If the facilitator of my class had written a schedule on the board with a brief sentence about what we would be doing throughout the day, things might have gone better for me. In the classroom, teachers can touch base with their students either as a whole class or individually about what they will be asked to do during a particular period.
This could mean that in the morning the teacher leans down to Johnny and tells him that the class will be doing a quick-write about a time students were proud of themselves. For his morning work, he can have some time to think about a list of ideas. Or a few minutes before a morning meeting, the teacher can let the student know that they are going to be sharing calming strategies they use when they get frustrated. Sometimes this little “heads-up” can give students time to think so they will be ready to participate.
During writing workshop Sally sits with seemingly no idea what to write. For some students too many choices can lead to making no choice at all. To help during this situation the teacher could ask others in the class to share their current topics and chart them for everyone to see. One student’s idea may spark an idea for Sally. Or the student may need the teacher to limit the choices for him. If the teacher knows the student well, he or she may be able to provide the student with limited choices. “Today you can write about getting your new dog or how you learned your special talent for drawing cartoon characters.”
It may sound obvious, but sometimes extending an activity by a few minutes can help slow thinkers. Instead of taking two minutes to brainstorm, try four. Instead of having 20 minutes of writing time, try 30. It is frustrating for a slow thinker to have to stop an activity just as they are finally getting started.

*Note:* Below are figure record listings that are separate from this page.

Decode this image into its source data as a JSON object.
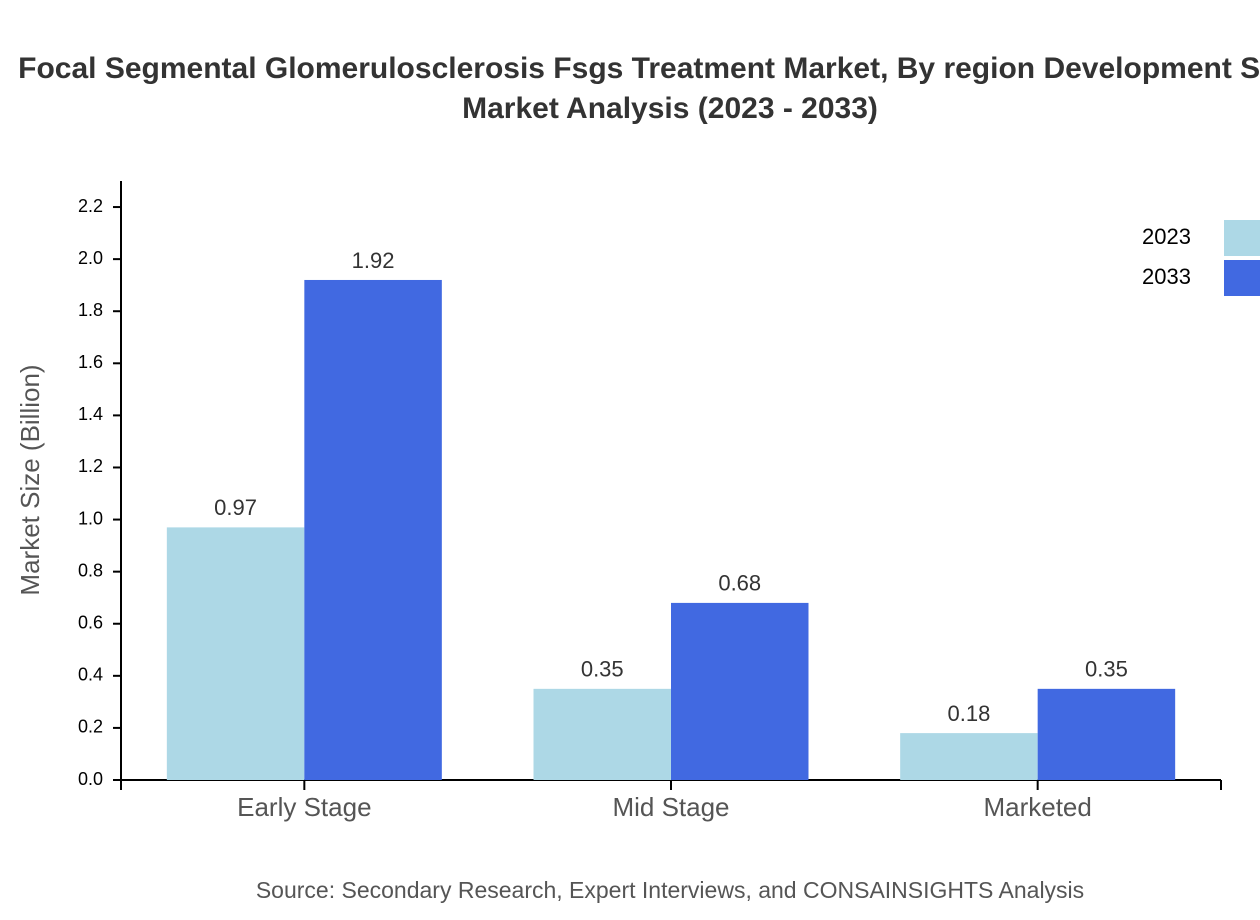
{
  "chart_data": {
    "type": "bar",
    "title": [
      "Focal Segmental Glomerulosclerosis Fsgs Treatment Market, By region Development Stage",
      "Market Analysis (2023 - 2033)"
    ],
    "y_label": "Market Size (Billion)",
    "source": "Source: Secondary Research, Expert Interviews, and CONSAINSIGHTS Analysis",
    "categories": [
      "Early Stage",
      "Mid Stage",
      "Marketed"
    ],
    "series": [
      {
        "name": "2023",
        "color": "#add8e6",
        "values": [
          0.97,
          0.35,
          0.18
        ]
      },
      {
        "name": "2033",
        "color": "#4169e1",
        "values": [
          1.92,
          0.68,
          0.35
        ]
      }
    ],
    "ylim": [
      0,
      2.3
    ],
    "yticks": [
      {
        "value": 0,
        "label": "0.0"
      },
      0.2,
      0.4,
      0.6,
      0.8,
      {
        "value": 1,
        "label": "1.0"
      },
      1.2,
      1.4,
      1.6,
      1.8,
      {
        "value": 2,
        "label": "2.0"
      },
      2.2
    ],
    "grid": false,
    "legend": "top-right"
  }
}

Using “wait time” can also be helpful when asking questions or soliciting responses. The teacher can try waiting while the student thinks, but this focused attention can be stressful on the slow thinker. As with the examples from my experience, more anxiety does not help slow thinkers think clearly. Sometimes I feel that it is more effective to use a “boomerang” approach by asking a question and letting the student know you will come back to them in a minute. Take other comments or questions from the other students and then return to the slow thinker.
Then there is the “phone a friend” option: the student can choose another student to help them, but the slow thinker should be the one to respond or repeat the response. It is important to help the student answer or respond successfully. This shows them that you value their thinking process and that you will provide the necessary support for them to participate successfully.
Foster Self-Advocacy Skills
Teachers can show respect for slow thinkers by teaching them how to advocate for their needs. Teach slow thinkers to
- ask for extra time;
- ask to start early;
- ask what will be happening during a given period;
- say, “Come back to me” or “I need a minute”; and
- use relaxation techniques to curb anxiety.
Students need to know that all types of learners and thinkers are valued in the classroom. Having a private discussion about what you are noticing, and educating the student about their way of thinking, can be very powerful. Teaching them to ask for what they need in the classroom shows that you value their way of thinking and empowers them to take control of their own learning.